Feldman will be responsible for overseeing the film division for Hasbro Studios and work on both live-action and animated properties to be developed into film. He'll also work closely with the TV development team. He started last week, reporting to Stephen Davis, president of Hasbro Studios and Global Entertainment and Licensing for the parent, Hasbro, Inc. "His focus will be on both our franchise and new brands in live-action and animation," said Davis in a statement. "He will work closely with the studio's TV development, brand, design, digital and licensing teams to deliver full storytelling integration across our brand blueprint."
The toy manufacturer has many branded properties that could be spun off for films -- the most commercially successful spin-off so far, of course, has been the aforementioned multi-platform franchise Transformers. The Transformers toy line has spawned five movies, a Saturday morning cartoon and other television shows (Transformers: Prime, and the upcoming Transformers: Robots in Disguise). The last film, Transformers: Age of Extinction from Paramount, topped $1B worldwide, which includes a domestic gross of $248M. (Everyone can thank producer Don Murphy for coming up with that idea years ago).
Feldman recently partnered with the toy giant's entertainment arm to develop Magic: The Gathering which is set up at Fox. He previously served as director of development at Genre where he worked on the Fox franchises X-Men and Fantastic Four. Before that, he was at Benderspink and at Davis Entertainment where he worked on several films, including Chronicle in 2012, produced by John Davis and Adam Schroeder. That film, which starred then little-known Michael B. Jordan, ended up grossing $126M worldwide on a low budget of only $12M (not counting marketing and distribution costs).

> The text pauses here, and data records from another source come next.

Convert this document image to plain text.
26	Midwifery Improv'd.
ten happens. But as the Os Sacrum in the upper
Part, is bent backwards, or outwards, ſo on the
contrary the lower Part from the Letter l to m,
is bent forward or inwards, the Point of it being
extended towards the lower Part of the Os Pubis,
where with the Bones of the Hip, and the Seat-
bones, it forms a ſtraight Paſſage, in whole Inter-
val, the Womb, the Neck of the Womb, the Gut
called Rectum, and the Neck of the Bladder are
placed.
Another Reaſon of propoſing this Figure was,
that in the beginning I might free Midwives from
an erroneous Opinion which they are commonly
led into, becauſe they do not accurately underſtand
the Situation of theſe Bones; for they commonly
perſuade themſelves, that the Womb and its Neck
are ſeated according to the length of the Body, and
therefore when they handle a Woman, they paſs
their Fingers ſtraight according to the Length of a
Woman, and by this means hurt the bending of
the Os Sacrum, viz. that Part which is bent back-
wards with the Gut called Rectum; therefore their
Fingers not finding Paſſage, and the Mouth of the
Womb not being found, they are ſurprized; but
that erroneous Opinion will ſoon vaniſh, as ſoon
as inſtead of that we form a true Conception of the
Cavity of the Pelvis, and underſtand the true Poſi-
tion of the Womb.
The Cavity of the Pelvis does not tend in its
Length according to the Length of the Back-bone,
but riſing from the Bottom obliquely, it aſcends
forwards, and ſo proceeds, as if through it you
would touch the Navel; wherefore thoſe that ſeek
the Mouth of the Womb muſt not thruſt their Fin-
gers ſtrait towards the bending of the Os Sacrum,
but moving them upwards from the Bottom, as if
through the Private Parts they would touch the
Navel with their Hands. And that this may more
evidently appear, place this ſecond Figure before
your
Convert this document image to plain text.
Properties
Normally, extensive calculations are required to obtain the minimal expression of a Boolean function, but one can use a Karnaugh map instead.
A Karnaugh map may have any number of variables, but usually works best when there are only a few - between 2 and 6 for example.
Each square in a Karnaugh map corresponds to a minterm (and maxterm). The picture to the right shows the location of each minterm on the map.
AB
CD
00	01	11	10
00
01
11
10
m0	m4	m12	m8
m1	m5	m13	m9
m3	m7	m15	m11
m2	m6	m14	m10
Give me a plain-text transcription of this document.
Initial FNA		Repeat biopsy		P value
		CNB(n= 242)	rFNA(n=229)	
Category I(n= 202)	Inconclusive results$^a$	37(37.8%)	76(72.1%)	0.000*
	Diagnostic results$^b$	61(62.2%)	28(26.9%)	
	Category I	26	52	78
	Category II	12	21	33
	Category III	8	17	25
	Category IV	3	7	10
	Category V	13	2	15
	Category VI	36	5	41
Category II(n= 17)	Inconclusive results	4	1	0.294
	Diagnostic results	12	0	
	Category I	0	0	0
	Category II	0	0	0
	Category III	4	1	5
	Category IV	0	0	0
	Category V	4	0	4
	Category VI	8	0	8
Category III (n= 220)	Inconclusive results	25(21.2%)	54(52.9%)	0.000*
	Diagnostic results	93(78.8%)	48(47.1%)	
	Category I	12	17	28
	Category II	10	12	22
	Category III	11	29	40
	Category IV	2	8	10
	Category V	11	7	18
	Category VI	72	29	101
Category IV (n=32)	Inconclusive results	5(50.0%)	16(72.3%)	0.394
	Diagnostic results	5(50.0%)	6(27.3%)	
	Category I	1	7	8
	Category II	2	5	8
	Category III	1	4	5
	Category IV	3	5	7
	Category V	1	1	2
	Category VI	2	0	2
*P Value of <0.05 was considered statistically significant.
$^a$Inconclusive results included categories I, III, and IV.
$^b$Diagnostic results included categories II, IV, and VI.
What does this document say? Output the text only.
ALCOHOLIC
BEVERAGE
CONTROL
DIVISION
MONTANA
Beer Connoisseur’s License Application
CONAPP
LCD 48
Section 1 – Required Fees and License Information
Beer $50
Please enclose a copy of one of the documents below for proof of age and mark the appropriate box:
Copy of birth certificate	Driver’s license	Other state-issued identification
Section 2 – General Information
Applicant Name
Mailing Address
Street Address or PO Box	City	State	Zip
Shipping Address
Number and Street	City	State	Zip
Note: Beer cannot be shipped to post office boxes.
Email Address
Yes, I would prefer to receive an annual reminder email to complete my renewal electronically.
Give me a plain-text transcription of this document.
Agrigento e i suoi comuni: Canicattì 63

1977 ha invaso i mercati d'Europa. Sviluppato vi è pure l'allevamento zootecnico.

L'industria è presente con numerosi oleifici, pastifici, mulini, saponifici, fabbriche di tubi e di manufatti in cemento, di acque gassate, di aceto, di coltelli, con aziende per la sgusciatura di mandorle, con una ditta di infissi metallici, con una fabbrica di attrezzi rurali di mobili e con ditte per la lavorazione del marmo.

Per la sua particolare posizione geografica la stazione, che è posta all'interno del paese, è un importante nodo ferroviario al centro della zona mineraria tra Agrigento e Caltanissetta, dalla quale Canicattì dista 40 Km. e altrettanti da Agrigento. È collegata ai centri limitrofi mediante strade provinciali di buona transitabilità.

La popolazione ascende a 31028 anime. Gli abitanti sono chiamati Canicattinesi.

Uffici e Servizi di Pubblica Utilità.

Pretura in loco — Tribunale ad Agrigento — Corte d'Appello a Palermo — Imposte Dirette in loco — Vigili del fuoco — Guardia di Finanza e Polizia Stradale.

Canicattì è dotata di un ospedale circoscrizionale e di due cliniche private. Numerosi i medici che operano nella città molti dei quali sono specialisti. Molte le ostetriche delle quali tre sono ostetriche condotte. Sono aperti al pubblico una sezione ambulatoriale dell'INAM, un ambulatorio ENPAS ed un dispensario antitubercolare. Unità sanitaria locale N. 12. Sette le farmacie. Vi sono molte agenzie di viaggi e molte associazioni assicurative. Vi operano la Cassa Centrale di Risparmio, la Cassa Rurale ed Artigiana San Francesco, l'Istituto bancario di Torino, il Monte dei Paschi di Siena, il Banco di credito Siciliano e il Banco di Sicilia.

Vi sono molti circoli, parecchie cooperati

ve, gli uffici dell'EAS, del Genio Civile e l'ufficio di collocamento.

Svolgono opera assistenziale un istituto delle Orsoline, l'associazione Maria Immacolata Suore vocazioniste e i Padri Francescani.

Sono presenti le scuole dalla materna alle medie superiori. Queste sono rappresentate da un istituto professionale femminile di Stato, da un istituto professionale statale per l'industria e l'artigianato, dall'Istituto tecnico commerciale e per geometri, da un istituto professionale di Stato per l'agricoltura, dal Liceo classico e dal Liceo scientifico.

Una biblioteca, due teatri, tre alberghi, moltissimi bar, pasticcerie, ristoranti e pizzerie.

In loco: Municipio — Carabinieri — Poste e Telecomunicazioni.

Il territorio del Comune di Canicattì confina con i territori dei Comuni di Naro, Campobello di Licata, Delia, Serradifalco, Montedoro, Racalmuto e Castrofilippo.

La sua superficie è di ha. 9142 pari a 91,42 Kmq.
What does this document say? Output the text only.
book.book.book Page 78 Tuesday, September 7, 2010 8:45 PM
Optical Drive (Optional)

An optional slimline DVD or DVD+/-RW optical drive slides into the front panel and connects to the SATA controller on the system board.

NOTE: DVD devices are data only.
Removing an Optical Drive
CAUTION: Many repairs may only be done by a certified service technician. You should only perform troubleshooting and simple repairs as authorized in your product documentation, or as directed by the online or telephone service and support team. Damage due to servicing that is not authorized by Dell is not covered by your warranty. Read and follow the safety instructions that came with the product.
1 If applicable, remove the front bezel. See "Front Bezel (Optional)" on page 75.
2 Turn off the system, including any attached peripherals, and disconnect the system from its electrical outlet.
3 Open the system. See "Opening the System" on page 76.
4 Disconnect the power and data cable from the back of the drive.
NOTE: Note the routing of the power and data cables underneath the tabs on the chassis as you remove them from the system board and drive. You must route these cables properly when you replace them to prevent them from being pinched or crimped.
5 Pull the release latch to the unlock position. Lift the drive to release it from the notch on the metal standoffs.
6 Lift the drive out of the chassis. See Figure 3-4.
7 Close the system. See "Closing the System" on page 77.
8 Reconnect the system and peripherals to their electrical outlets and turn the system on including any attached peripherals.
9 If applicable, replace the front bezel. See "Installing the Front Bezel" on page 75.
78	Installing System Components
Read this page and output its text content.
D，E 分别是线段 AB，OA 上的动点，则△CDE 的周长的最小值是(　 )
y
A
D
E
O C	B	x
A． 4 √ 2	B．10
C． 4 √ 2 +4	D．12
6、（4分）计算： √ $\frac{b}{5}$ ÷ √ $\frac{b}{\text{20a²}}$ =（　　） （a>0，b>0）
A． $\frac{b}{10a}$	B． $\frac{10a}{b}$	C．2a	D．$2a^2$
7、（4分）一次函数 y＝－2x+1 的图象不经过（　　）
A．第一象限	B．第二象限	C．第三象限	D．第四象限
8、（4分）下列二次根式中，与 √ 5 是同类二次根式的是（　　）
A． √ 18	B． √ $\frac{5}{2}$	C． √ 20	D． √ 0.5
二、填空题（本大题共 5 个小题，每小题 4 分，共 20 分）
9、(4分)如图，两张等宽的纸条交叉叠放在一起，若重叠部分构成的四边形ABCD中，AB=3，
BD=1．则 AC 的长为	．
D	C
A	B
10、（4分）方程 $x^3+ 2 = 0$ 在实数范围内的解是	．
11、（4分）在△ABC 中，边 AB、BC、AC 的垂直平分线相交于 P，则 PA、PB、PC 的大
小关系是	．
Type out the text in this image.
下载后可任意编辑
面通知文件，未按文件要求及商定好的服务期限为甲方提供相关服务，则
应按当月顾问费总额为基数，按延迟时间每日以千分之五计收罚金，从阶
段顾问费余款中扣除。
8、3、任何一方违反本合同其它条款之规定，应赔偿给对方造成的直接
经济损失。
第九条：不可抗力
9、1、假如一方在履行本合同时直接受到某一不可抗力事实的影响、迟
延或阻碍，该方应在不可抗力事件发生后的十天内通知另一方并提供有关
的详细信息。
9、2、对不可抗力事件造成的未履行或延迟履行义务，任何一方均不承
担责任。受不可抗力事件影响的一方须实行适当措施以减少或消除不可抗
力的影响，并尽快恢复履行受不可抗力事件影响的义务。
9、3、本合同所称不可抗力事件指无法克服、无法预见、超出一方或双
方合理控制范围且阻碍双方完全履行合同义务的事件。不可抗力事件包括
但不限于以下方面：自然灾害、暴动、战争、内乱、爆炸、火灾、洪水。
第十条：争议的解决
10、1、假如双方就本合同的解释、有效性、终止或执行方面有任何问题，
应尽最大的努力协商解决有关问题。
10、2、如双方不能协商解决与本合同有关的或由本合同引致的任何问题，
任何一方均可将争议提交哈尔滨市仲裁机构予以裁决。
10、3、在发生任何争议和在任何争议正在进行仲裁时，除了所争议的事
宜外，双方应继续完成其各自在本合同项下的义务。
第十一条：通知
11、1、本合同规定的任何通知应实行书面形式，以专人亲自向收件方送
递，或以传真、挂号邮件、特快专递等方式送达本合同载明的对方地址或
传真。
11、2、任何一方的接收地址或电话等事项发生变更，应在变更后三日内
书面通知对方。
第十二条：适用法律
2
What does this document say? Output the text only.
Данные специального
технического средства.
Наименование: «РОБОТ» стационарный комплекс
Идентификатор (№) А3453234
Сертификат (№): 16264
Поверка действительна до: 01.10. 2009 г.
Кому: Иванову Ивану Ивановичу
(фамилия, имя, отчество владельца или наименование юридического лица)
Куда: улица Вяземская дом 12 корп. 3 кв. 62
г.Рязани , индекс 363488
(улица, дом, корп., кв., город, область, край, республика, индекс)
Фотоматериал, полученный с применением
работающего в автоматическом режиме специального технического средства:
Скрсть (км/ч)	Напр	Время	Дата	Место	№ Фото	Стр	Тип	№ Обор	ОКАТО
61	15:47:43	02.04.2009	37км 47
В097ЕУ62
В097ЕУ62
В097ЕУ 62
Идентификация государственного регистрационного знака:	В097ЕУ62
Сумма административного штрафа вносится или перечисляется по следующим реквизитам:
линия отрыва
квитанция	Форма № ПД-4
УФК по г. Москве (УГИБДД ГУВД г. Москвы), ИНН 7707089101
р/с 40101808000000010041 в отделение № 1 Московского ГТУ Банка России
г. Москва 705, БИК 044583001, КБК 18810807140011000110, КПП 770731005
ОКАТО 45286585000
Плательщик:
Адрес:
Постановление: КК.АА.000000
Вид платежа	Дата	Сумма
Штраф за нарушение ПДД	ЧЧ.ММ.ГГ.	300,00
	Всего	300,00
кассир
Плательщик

Hasbro Studios, which began in 2009, is responsible for figuring out which of its properties would translate into commercially viable entertainment properties, be it television or film. Some of the memorable TV shows based on Hasbro brands are Family Game Night, Littlest Pet Shop and My Little Pony -- some of these shows air on the Hub Network which is a joint venture between Discovery Communications and the toy giant.